Expands AUC oversight, stabilizes regulated rates, and strengthens consumer protection in Alberta's electricity market.

  • AUC gains earlier, stronger review of transmission line costs
  • Burden shifts: utilities must justify all transmission expenses
  • Regulated rate purchases extended from 45 to 120 days
  • Government rejects ending the regulated rate option
  • Utilities Consumer Advocate to become independent

 

Increased scrutiny of new power line costs and less volatility in month-to-month electricity prices will mean greater protection for Alberta electricity consumers.

 

“We recognize that Albertans are concerned about all of the charges on their electricity bills,” said Ken Hughes, Minister of Alberta Energy, in announcing these changes. “We are taking thoughtful, co-ordinated steps to ensure the best of both worlds: protection for consumers, and market forces to keep costs down.”

To increase scrutiny, the Alberta Utilities Commission AUC will have greater authority to review costs associated with new power lines. The AUC will receive more information sooner in the process, so it can better ensure that all costs are justified. As well, the burden of proof will shift. Transmission companies will be required to prove that all costs are reasonable instead of consumers being forced to challenge costs they believe are unreasonable.

To further protect consumers, Hughes is asking the AUC to determine the best process to pay for new transmission lines over the long term, to minimize cost impacts on monthly bills.

The decision to move on transmission costs runs parallel to government's response to a report from the Retail Market Review Committee. The committee's mandate was to look at the regulated rate option and the overall competitiveness of the retail market. The 391-page report contained 41 recommendations. Government is acting immediately on two recommendations, rejecting six and accepting 33 in principle.

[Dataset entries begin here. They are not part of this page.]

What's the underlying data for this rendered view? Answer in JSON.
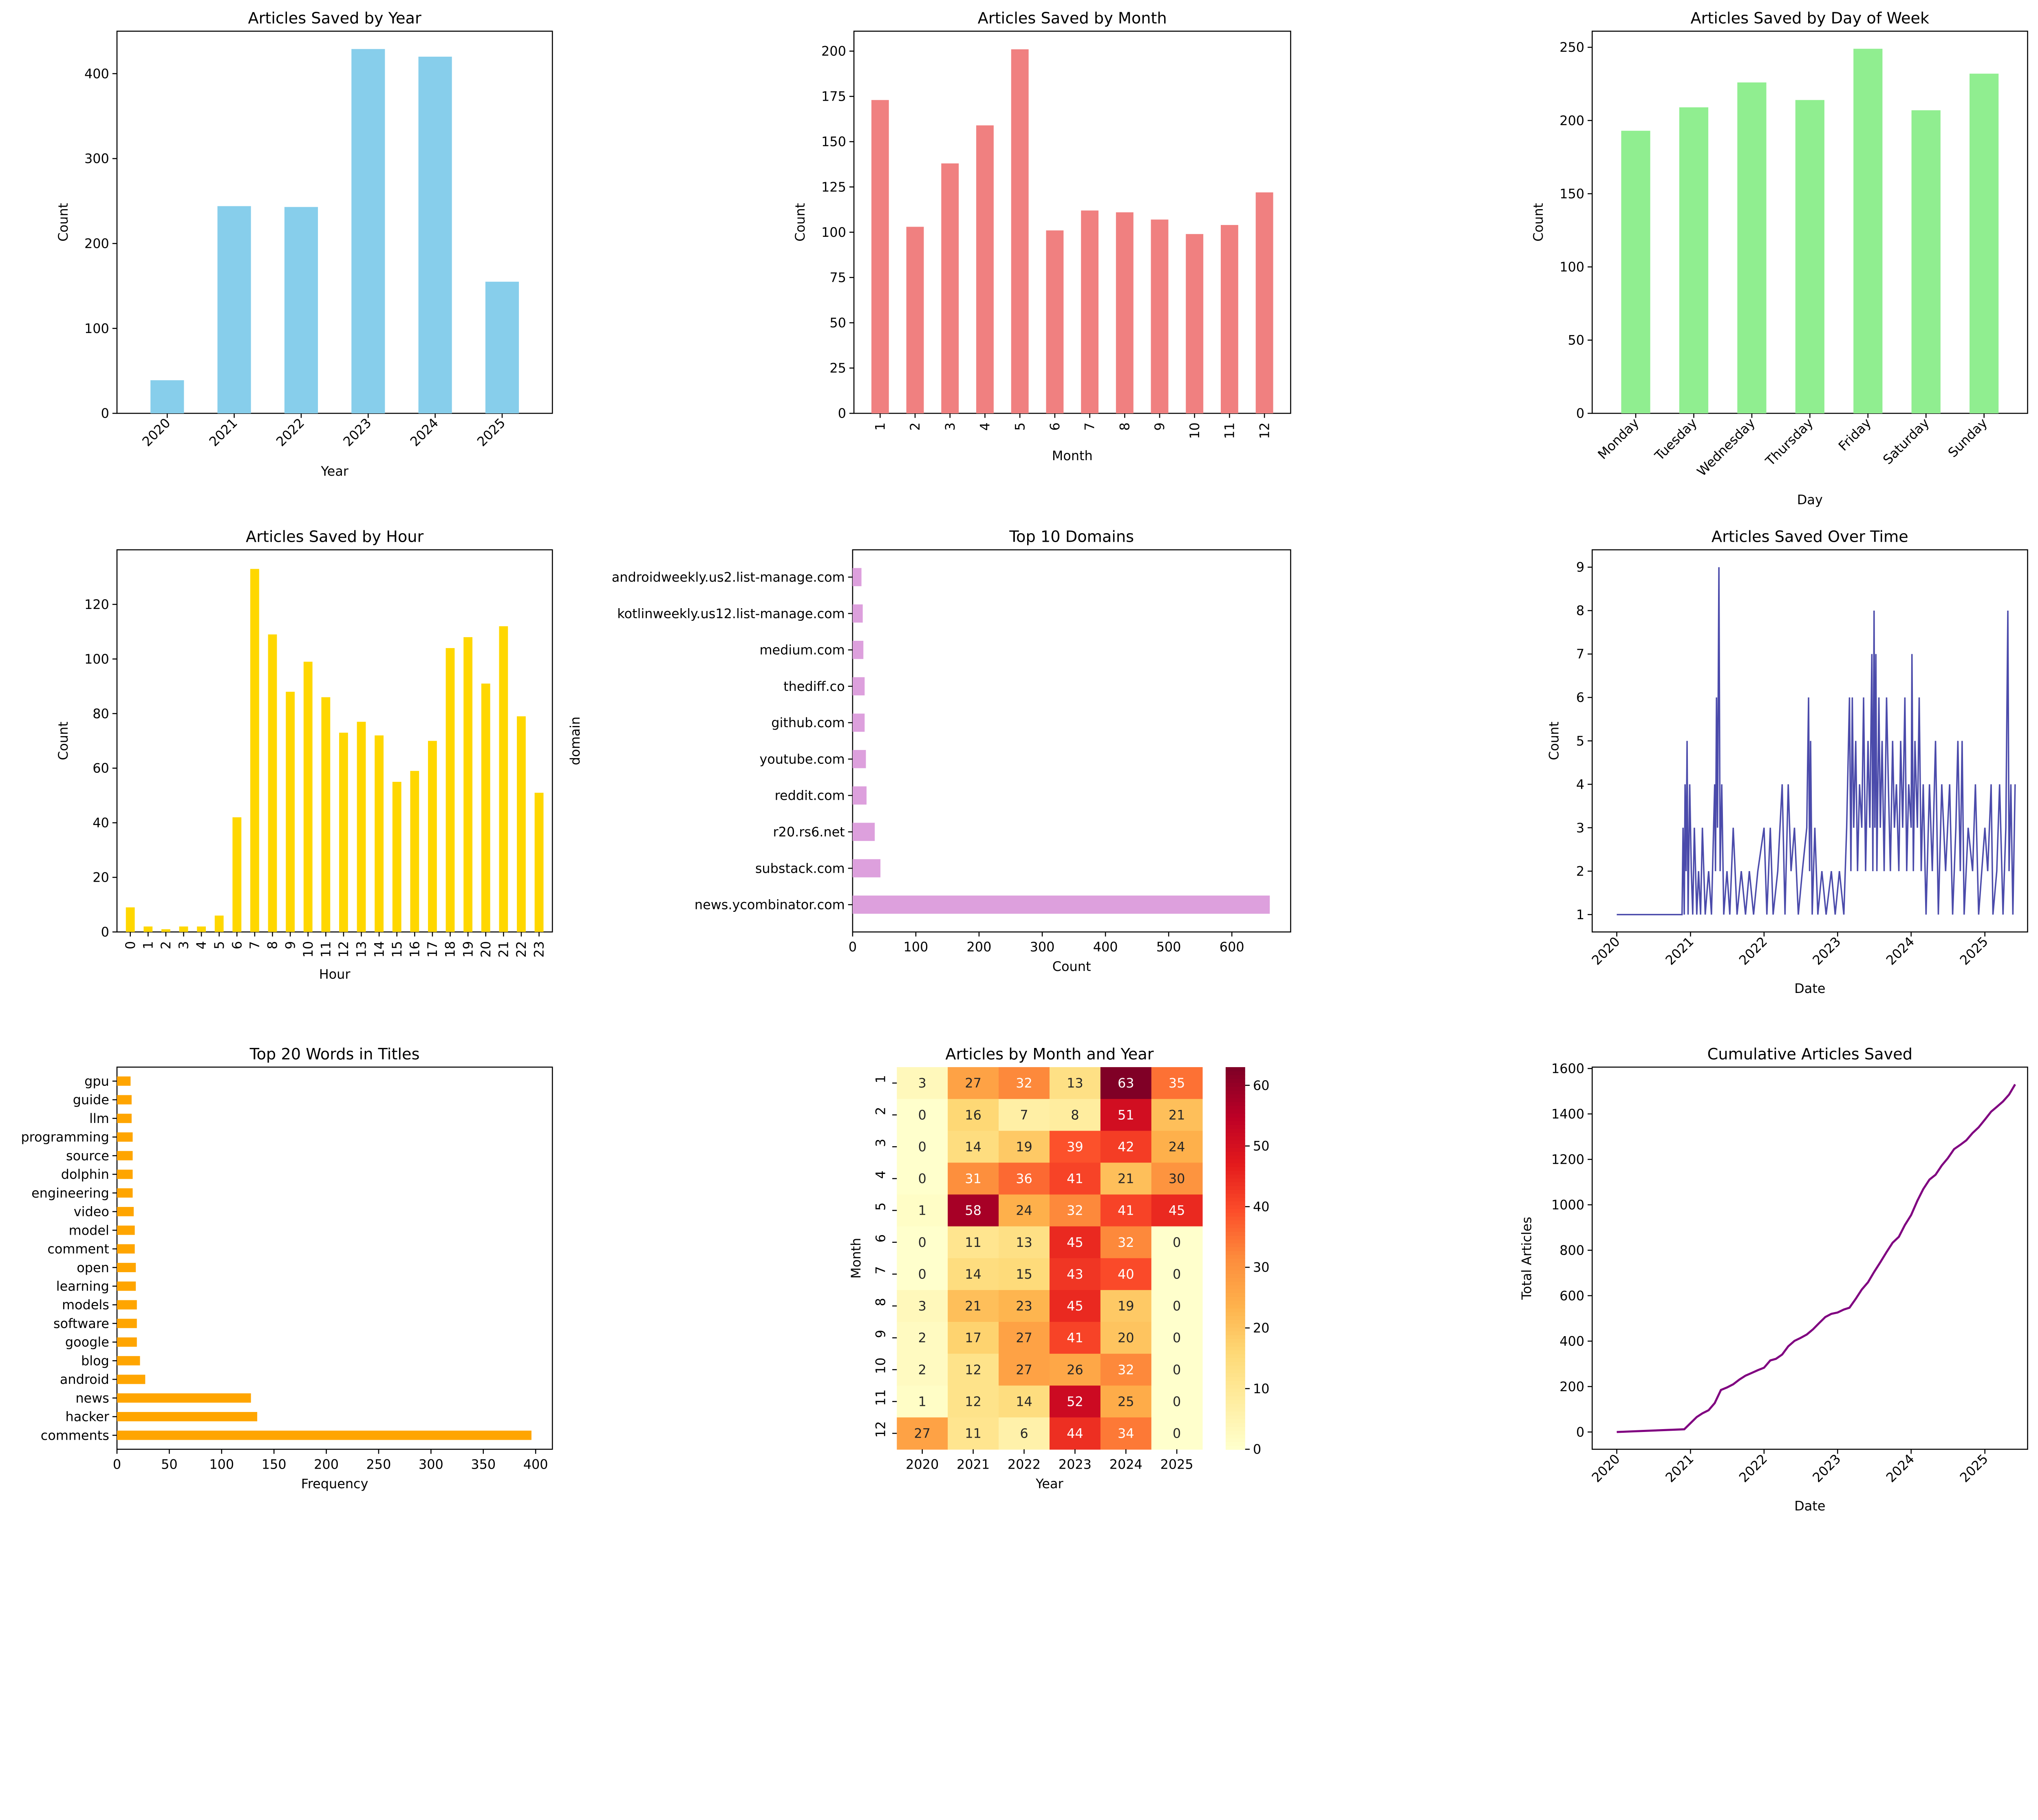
{
  "chart_data": [
    {
      "id": "year",
      "type": "bar",
      "title": "Articles Saved by Year",
      "xlabel": "Year",
      "ylabel": "Count",
      "categories": [
        "2020",
        "2021",
        "2022",
        "2023",
        "2024",
        "2025"
      ],
      "values": [
        39,
        244,
        243,
        429,
        420,
        155
      ],
      "yticks": [
        0,
        100,
        200,
        300,
        400
      ],
      "ylim": [
        0,
        450
      ],
      "color": "#87ceeb",
      "xtick_rotation": 45
    },
    {
      "id": "month",
      "type": "bar",
      "title": "Articles Saved by Month",
      "xlabel": "Month",
      "ylabel": "Count",
      "categories": [
        "1",
        "2",
        "3",
        "4",
        "5",
        "6",
        "7",
        "8",
        "9",
        "10",
        "11",
        "12"
      ],
      "values": [
        173,
        103,
        138,
        159,
        201,
        101,
        112,
        111,
        107,
        99,
        104,
        122
      ],
      "yticks": [
        0,
        25,
        50,
        75,
        100,
        125,
        150,
        175,
        200
      ],
      "ylim": [
        0,
        211
      ],
      "color": "#f08080",
      "xtick_rotation": 90
    },
    {
      "id": "dow",
      "type": "bar",
      "title": "Articles Saved by Day of Week",
      "xlabel": "Day",
      "ylabel": "Count",
      "categories": [
        "Monday",
        "Tuesday",
        "Wednesday",
        "Thursday",
        "Friday",
        "Saturday",
        "Sunday"
      ],
      "values": [
        193,
        209,
        226,
        214,
        249,
        207,
        232
      ],
      "yticks": [
        0,
        50,
        100,
        150,
        200,
        250
      ],
      "ylim": [
        0,
        261
      ],
      "color": "#90ee90",
      "xtick_rotation": 45
    },
    {
      "id": "hour",
      "type": "bar",
      "title": "Articles Saved by Hour",
      "xlabel": "Hour",
      "ylabel": "Count",
      "categories": [
        "0",
        "1",
        "2",
        "3",
        "4",
        "5",
        "6",
        "7",
        "8",
        "9",
        "10",
        "11",
        "12",
        "13",
        "14",
        "15",
        "16",
        "17",
        "18",
        "19",
        "20",
        "21",
        "22",
        "23"
      ],
      "values": [
        9,
        2,
        1,
        2,
        2,
        6,
        42,
        133,
        109,
        88,
        99,
        86,
        73,
        77,
        72,
        55,
        59,
        70,
        104,
        108,
        91,
        112,
        79,
        51
      ],
      "yticks": [
        0,
        20,
        40,
        60,
        80,
        100,
        120
      ],
      "ylim": [
        0,
        140
      ],
      "color": "#ffd700",
      "xtick_rotation": 90
    },
    {
      "id": "domains",
      "type": "barh",
      "title": "Top 10 Domains",
      "xlabel": "Count",
      "ylabel": "domain",
      "categories": [
        "news.ycombinator.com",
        "substack.com",
        "r20.rs6.net",
        "reddit.com",
        "youtube.com",
        "github.com",
        "thediff.co",
        "medium.com",
        "kotlinweekly.us12.list-manage.com",
        "androidweekly.us2.list-manage.com"
      ],
      "values": [
        660,
        44,
        35,
        22,
        21,
        19,
        19,
        17,
        16,
        14
      ],
      "xticks": [
        0,
        100,
        200,
        300,
        400,
        500,
        600
      ],
      "xlim": [
        0,
        693
      ],
      "color": "#dda0dd"
    },
    {
      "id": "overtime",
      "type": "line",
      "title": "Articles Saved Over Time",
      "xlabel": "Date",
      "ylabel": "Count",
      "xticks": [
        "2020",
        "2021",
        "2022",
        "2023",
        "2024",
        "2025"
      ],
      "yticks": [
        1,
        2,
        3,
        4,
        5,
        6,
        7,
        8,
        9
      ],
      "ylim": [
        0.6,
        9.4
      ],
      "xlim": [
        "2019-09-01",
        "2025-08-01"
      ],
      "color": "#4b4bab",
      "points": [
        [
          "2020-01-01",
          1
        ],
        [
          "2020-11-20",
          1
        ],
        [
          "2020-11-25",
          3
        ],
        [
          "2020-12-01",
          1
        ],
        [
          "2020-12-05",
          4
        ],
        [
          "2020-12-10",
          2
        ],
        [
          "2020-12-15",
          5
        ],
        [
          "2020-12-20",
          1
        ],
        [
          "2020-12-28",
          4
        ],
        [
          "2021-01-05",
          2
        ],
        [
          "2021-01-12",
          1
        ],
        [
          "2021-01-20",
          3
        ],
        [
          "2021-02-01",
          1
        ],
        [
          "2021-02-10",
          2
        ],
        [
          "2021-02-20",
          1
        ],
        [
          "2021-03-01",
          3
        ],
        [
          "2021-03-15",
          1
        ],
        [
          "2021-04-01",
          2
        ],
        [
          "2021-04-15",
          1
        ],
        [
          "2021-05-01",
          4
        ],
        [
          "2021-05-05",
          2
        ],
        [
          "2021-05-10",
          6
        ],
        [
          "2021-05-15",
          3
        ],
        [
          "2021-05-22",
          9
        ],
        [
          "2021-05-28",
          2
        ],
        [
          "2021-06-05",
          4
        ],
        [
          "2021-06-15",
          1
        ],
        [
          "2021-07-01",
          2
        ],
        [
          "2021-07-15",
          1
        ],
        [
          "2021-08-01",
          3
        ],
        [
          "2021-08-20",
          1
        ],
        [
          "2021-09-10",
          2
        ],
        [
          "2021-10-01",
          1
        ],
        [
          "2021-10-20",
          2
        ],
        [
          "2021-11-10",
          1
        ],
        [
          "2021-12-01",
          2
        ],
        [
          "2022-01-01",
          3
        ],
        [
          "2022-01-15",
          1
        ],
        [
          "2022-02-01",
          3
        ],
        [
          "2022-02-15",
          1
        ],
        [
          "2022-03-10",
          2
        ],
        [
          "2022-04-01",
          4
        ],
        [
          "2022-04-15",
          1
        ],
        [
          "2022-05-01",
          4
        ],
        [
          "2022-05-15",
          2
        ],
        [
          "2022-06-01",
          3
        ],
        [
          "2022-06-20",
          1
        ],
        [
          "2022-07-10",
          2
        ],
        [
          "2022-08-01",
          3
        ],
        [
          "2022-08-10",
          6
        ],
        [
          "2022-08-15",
          2
        ],
        [
          "2022-08-20",
          5
        ],
        [
          "2022-08-28",
          1
        ],
        [
          "2022-09-10",
          3
        ],
        [
          "2022-09-25",
          1
        ],
        [
          "2022-10-15",
          2
        ],
        [
          "2022-11-05",
          1
        ],
        [
          "2022-12-01",
          2
        ],
        [
          "2022-12-20",
          1
        ],
        [
          "2023-01-10",
          2
        ],
        [
          "2023-02-01",
          1
        ],
        [
          "2023-02-15",
          3
        ],
        [
          "2023-03-01",
          6
        ],
        [
          "2023-03-08",
          2
        ],
        [
          "2023-03-15",
          6
        ],
        [
          "2023-03-22",
          3
        ],
        [
          "2023-04-01",
          5
        ],
        [
          "2023-04-10",
          2
        ],
        [
          "2023-04-20",
          4
        ],
        [
          "2023-05-01",
          3
        ],
        [
          "2023-05-10",
          6
        ],
        [
          "2023-05-20",
          2
        ],
        [
          "2023-06-01",
          5
        ],
        [
          "2023-06-10",
          3
        ],
        [
          "2023-06-20",
          7
        ],
        [
          "2023-06-25",
          2
        ],
        [
          "2023-07-01",
          8
        ],
        [
          "2023-07-05",
          3
        ],
        [
          "2023-07-10",
          7
        ],
        [
          "2023-07-15",
          2
        ],
        [
          "2023-07-25",
          6
        ],
        [
          "2023-08-01",
          3
        ],
        [
          "2023-08-10",
          5
        ],
        [
          "2023-08-20",
          2
        ],
        [
          "2023-09-01",
          6
        ],
        [
          "2023-09-10",
          4
        ],
        [
          "2023-09-20",
          2
        ],
        [
          "2023-10-01",
          5
        ],
        [
          "2023-10-10",
          3
        ],
        [
          "2023-10-20",
          4
        ],
        [
          "2023-11-01",
          2
        ],
        [
          "2023-11-10",
          5
        ],
        [
          "2023-11-20",
          3
        ],
        [
          "2023-12-01",
          6
        ],
        [
          "2023-12-10",
          2
        ],
        [
          "2023-12-20",
          4
        ],
        [
          "2024-01-01",
          3
        ],
        [
          "2024-01-05",
          7
        ],
        [
          "2024-01-12",
          2
        ],
        [
          "2024-01-20",
          5
        ],
        [
          "2024-02-01",
          3
        ],
        [
          "2024-02-10",
          6
        ],
        [
          "2024-02-20",
          2
        ],
        [
          "2024-03-01",
          4
        ],
        [
          "2024-03-15",
          1
        ],
        [
          "2024-04-01",
          4
        ],
        [
          "2024-04-15",
          2
        ],
        [
          "2024-05-01",
          5
        ],
        [
          "2024-05-15",
          1
        ],
        [
          "2024-06-01",
          4
        ],
        [
          "2024-06-20",
          2
        ],
        [
          "2024-07-10",
          4
        ],
        [
          "2024-07-25",
          1
        ],
        [
          "2024-08-10",
          3
        ],
        [
          "2024-08-20",
          5
        ],
        [
          "2024-09-01",
          2
        ],
        [
          "2024-09-10",
          5
        ],
        [
          "2024-09-20",
          1
        ],
        [
          "2024-10-10",
          3
        ],
        [
          "2024-11-01",
          2
        ],
        [
          "2024-11-15",
          4
        ],
        [
          "2024-12-01",
          1
        ],
        [
          "2025-01-01",
          3
        ],
        [
          "2025-01-15",
          2
        ],
        [
          "2025-02-01",
          4
        ],
        [
          "2025-02-10",
          1
        ],
        [
          "2025-03-01",
          2
        ],
        [
          "2025-03-15",
          4
        ],
        [
          "2025-04-01",
          1
        ],
        [
          "2025-04-15",
          3
        ],
        [
          "2025-04-25",
          8
        ],
        [
          "2025-05-01",
          2
        ],
        [
          "2025-05-10",
          4
        ],
        [
          "2025-05-20",
          1
        ],
        [
          "2025-05-31",
          4
        ]
      ]
    },
    {
      "id": "words",
      "type": "barh",
      "title": "Top 20 Words in Titles",
      "xlabel": "Frequency",
      "ylabel": "",
      "categories": [
        "comments",
        "hacker",
        "news",
        "android",
        "blog",
        "google",
        "software",
        "models",
        "learning",
        "open",
        "comment",
        "model",
        "video",
        "engineering",
        "dolphin",
        "source",
        "programming",
        "llm",
        "guide",
        "gpu"
      ],
      "values": [
        396,
        134,
        128,
        27,
        22,
        19,
        19,
        19,
        18,
        18,
        17,
        17,
        16,
        15,
        15,
        15,
        15,
        14,
        14,
        13
      ],
      "xticks": [
        0,
        50,
        100,
        150,
        200,
        250,
        300,
        350,
        400
      ],
      "xlim": [
        0,
        416
      ],
      "color": "#ffa500"
    },
    {
      "id": "heatmap",
      "type": "heatmap",
      "title": "Articles by Month and Year",
      "xlabel": "Year",
      "ylabel": "Month",
      "columns": [
        "2020",
        "2021",
        "2022",
        "2023",
        "2024",
        "2025"
      ],
      "rows": [
        "1",
        "2",
        "3",
        "4",
        "5",
        "6",
        "7",
        "8",
        "9",
        "10",
        "11",
        "12"
      ],
      "values": [
        [
          3,
          27,
          32,
          13,
          63,
          35
        ],
        [
          0,
          16,
          7,
          8,
          51,
          21
        ],
        [
          0,
          14,
          19,
          39,
          42,
          24
        ],
        [
          0,
          31,
          36,
          41,
          21,
          30
        ],
        [
          1,
          58,
          24,
          32,
          41,
          45
        ],
        [
          0,
          11,
          13,
          45,
          32,
          0
        ],
        [
          0,
          14,
          15,
          43,
          40,
          0
        ],
        [
          3,
          21,
          23,
          45,
          19,
          0
        ],
        [
          2,
          17,
          27,
          41,
          20,
          0
        ],
        [
          2,
          12,
          27,
          26,
          32,
          0
        ],
        [
          1,
          12,
          14,
          52,
          25,
          0
        ],
        [
          27,
          11,
          6,
          44,
          34,
          0
        ]
      ],
      "colormap": "YlOrRd",
      "vmin": 0,
      "vmax": 63,
      "colorbar_ticks": [
        0,
        10,
        20,
        30,
        40,
        50,
        60
      ]
    },
    {
      "id": "cumulative",
      "type": "line",
      "title": "Cumulative Articles Saved",
      "xlabel": "Date",
      "ylabel": "Total Articles",
      "xticks": [
        "2020",
        "2021",
        "2022",
        "2023",
        "2024",
        "2025"
      ],
      "yticks": [
        0,
        200,
        400,
        600,
        800,
        1000,
        1200,
        1400,
        1600
      ],
      "ylim": [
        -76,
        1606
      ],
      "xlim": [
        "2019-09-01",
        "2025-08-01"
      ],
      "color": "#800080",
      "points": [
        [
          "2020-01-01",
          0
        ],
        [
          "2020-12-01",
          12
        ],
        [
          "2021-01-01",
          39
        ],
        [
          "2021-02-01",
          66
        ],
        [
          "2021-03-01",
          82
        ],
        [
          "2021-04-01",
          96
        ],
        [
          "2021-05-01",
          127
        ],
        [
          "2021-06-01",
          185
        ],
        [
          "2021-07-01",
          196
        ],
        [
          "2021-08-01",
          210
        ],
        [
          "2021-09-01",
          231
        ],
        [
          "2021-10-01",
          248
        ],
        [
          "2021-11-01",
          260
        ],
        [
          "2021-12-01",
          272
        ],
        [
          "2022-01-01",
          283
        ],
        [
          "2022-02-01",
          315
        ],
        [
          "2022-03-01",
          322
        ],
        [
          "2022-04-01",
          341
        ],
        [
          "2022-05-01",
          377
        ],
        [
          "2022-06-01",
          401
        ],
        [
          "2022-07-01",
          414
        ],
        [
          "2022-08-01",
          429
        ],
        [
          "2022-09-01",
          452
        ],
        [
          "2022-10-01",
          479
        ],
        [
          "2022-11-01",
          506
        ],
        [
          "2022-12-01",
          520
        ],
        [
          "2023-01-01",
          526
        ],
        [
          "2023-02-01",
          539
        ],
        [
          "2023-03-01",
          547
        ],
        [
          "2023-04-01",
          586
        ],
        [
          "2023-05-01",
          627
        ],
        [
          "2023-06-01",
          659
        ],
        [
          "2023-07-01",
          704
        ],
        [
          "2023-08-01",
          747
        ],
        [
          "2023-09-01",
          792
        ],
        [
          "2023-10-01",
          833
        ],
        [
          "2023-11-01",
          859
        ],
        [
          "2023-12-01",
          911
        ],
        [
          "2024-01-01",
          955
        ],
        [
          "2024-02-01",
          1018
        ],
        [
          "2024-03-01",
          1069
        ],
        [
          "2024-04-01",
          1111
        ],
        [
          "2024-05-01",
          1132
        ],
        [
          "2024-06-01",
          1173
        ],
        [
          "2024-07-01",
          1205
        ],
        [
          "2024-08-01",
          1245
        ],
        [
          "2024-09-01",
          1264
        ],
        [
          "2024-10-01",
          1284
        ],
        [
          "2024-11-01",
          1316
        ],
        [
          "2024-12-01",
          1341
        ],
        [
          "2025-01-01",
          1375
        ],
        [
          "2025-02-01",
          1410
        ],
        [
          "2025-03-01",
          1431
        ],
        [
          "2025-04-01",
          1455
        ],
        [
          "2025-05-01",
          1485
        ],
        [
          "2025-05-31",
          1530
        ]
      ]
    }
  ]
}
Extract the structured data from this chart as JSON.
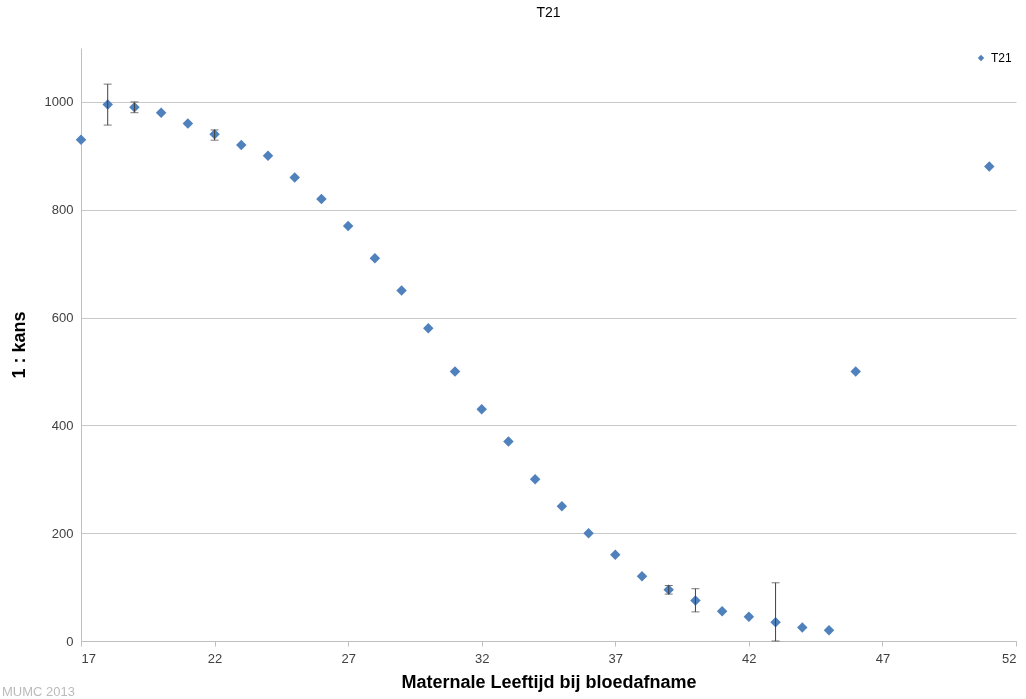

A key recommendation being implemented immediately will reduce month-to-month price volatility for consumers by improving rules around how regulated rate providers purchase electricity. Currently, providers can only purchase power 45 days in advance for the regulated rate option. The province will extend that to 120 days to bring more stability and predictability to the marketplace. Extending the purchasing window allows providers to average prices over a longer period of time so the effects of severe weather or short-term plant shut-downs will be smaller.

The government has rejected all six recommendations associated with eliminating the regulated rate option. “Almost 65 per cent of Albertans choose the regulated rate option, and we respect that choice,” said Hughes. “This government will not force consumers to sign contracts.”

The 33 recommendations accepted in principle are focused on giving consumers better retail choices and greater information, protecting vulnerable Albertans and strengthening consumer advocacy. One of the recommendations is to make the Utilities Consumer Advocate an independent agency, with greater capacity to advocate on behalf of Albertans. An MLA team will further consult with stakeholders and determine how best to implement this and other remaining recommendations.

The committee also recommended lifting the freeze on applications for new distribution charges, and Hughes has requested that the AUC do so. The province asked the AUC to freeze the rates last year as electricity prices were rising rapidly across Alberta. Applications will need to go through the AUC process to ensure any distribution costs charged to consumers are reasonable and levied fairly.